4. It is argued in support of the preliminary objection that the use of the word 'suit' in Clause (k) must necessarily exclude the word 'appeal'. I am unable to accept that argument. It seems to me that the expression 'refusing to set aside the abatement or dismissal of a suit' is merely a compendious way of referring to the provisions of Rule 9. As already stated, Rule 11 of Order 22 makes Rule 9 applicable to appeals. It would be contrary to all rules of logical interpretation, it seems to me, if the word 'suit' in Clause (k) of Order 43, Rule 1 is to bear a different meaning to what it bears in Order 22, Rule 9. I accordingly overrule the preliminary objection and hold that this appeal does lie.
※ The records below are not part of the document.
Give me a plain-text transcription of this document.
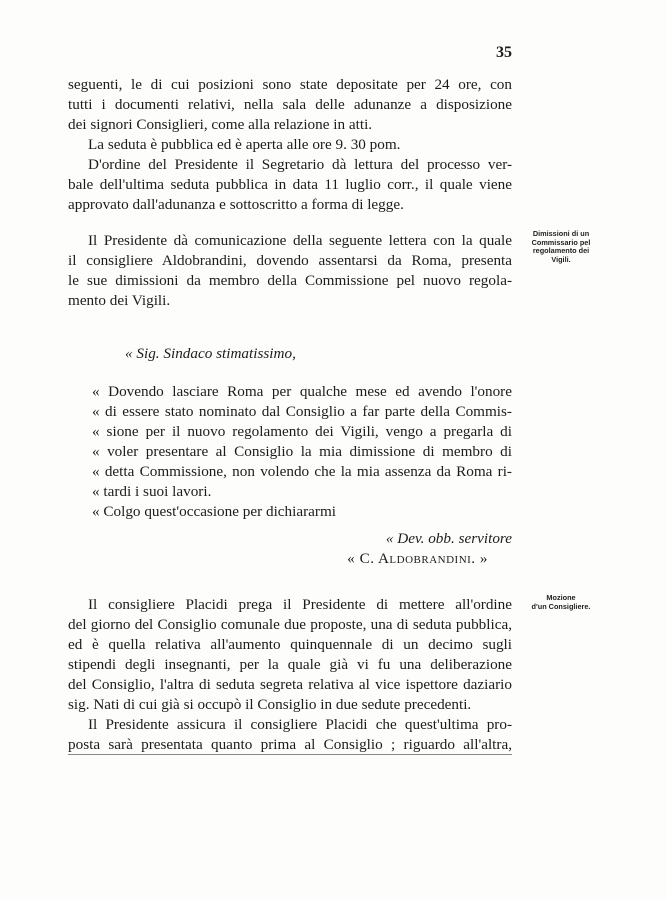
35
seguenti, le di cui posizioni sono state depositate per 24 ore, con
tutti i documenti relativi, nella sala delle adunanze a disposizione
dei signori Consiglieri, come alla relazione in atti.
La seduta è pubblica ed è aperta alle ore 9. 30 pom.
D'ordine del Presidente il Segretario dà lettura del processo ver-
bale dell'ultima seduta pubblica in data 11 luglio corr., il quale viene
approvato dall'adunanza e sottoscritto a forma di legge.
Il Presidente dà comunicazione della seguente lettera con la quale
il consigliere Aldobrandini, dovendo assentarsi da Roma, presenta
le sue dimissioni da membro della Commissione pel nuovo regola-
mento dei Vigili.
« Sig. Sindaco stimatissimo,
« Dovendo lasciare Roma per qualche mese ed avendo l'onore
« di essere stato nominato dal Consiglio a far parte della Commis-
« sione per il nuovo regolamento dei Vigili, vengo a pregarla di
« voler presentare al Consiglio la mia dimissione di membro di
« detta Commissione, non volendo che la mia assenza da Roma ri-
« tardi i suoi lavori.
« Colgo quest'occasione per dichiararmi
« Dev. obb. servitore
« C. Aldobrandini. »
Il consigliere Placidi prega il Presidente di mettere all'ordine
del giorno del Consiglio comunale due proposte, una di seduta pubblica,
ed è quella relativa all'aumento quinquennale di un decimo sugli
stipendi degli insegnanti, per la quale già vi fu una deliberazione
del Consiglio, l'altra di seduta segreta relativa al vice ispettore daziario
sig. Nati di cui già si occupò il Consiglio in due sedute precedenti.
Il Presidente assicura il consigliere Placidi che quest'ultima pro-
posta sarà presentata quanto prima al Consiglio ; riguardo all'altra,
Dimissioni di un
Commissario pel
regolamento dei
Vigili.
Mozione
d'un Consigliere.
5. On the merits of the appeal I think the order of the learned District Judge was not one in which he has rightly exercised his discretion. It may well be that if the appellant had been more familiar with legal procedure or if it were shown that he had been in correspondence with his Advocate during this period, he might have taken other steps to bring himself on record in time. But what he states in his affidavit seems to me to show that he has conducted himself with reasonable diligence in this matter. He has done what one might normally have expected a soldier serving in a foreign province to do. He states that he has prepared an affidavit and that his Commanding Officer would not sign it. This matter of course has not actually been proved, but it seems to me that it would never have been stated if it were not true, and once the Commanding Officer had refused to sign the affidavit, one could hardly have expected the appellant to have sought out any other public official in a distant place like Jubbulpore. Although, the appellant does not state explicitly that in his mind the only practicable way of bringing himself on record was to come to Vellore and there prepare the necessary affidavit and take the necessary steps, I think it is a reasonable inference from a perusal of the affidavit as a whole that that was the impression which existed in his mind, an impression which in my opinion is not in all the circumstances of this case an unreasonable one. I would therefore set aside the order of the learned District Judge and the abatement of the appeal and allow the appellant to be brought on record as the legal representative of the appellant in that appeal and order that the appeal be duly heard and disposed of according to law. In the circumstances of this case I think the fairest order in regard to costs is that each party should bear his own costs throughout.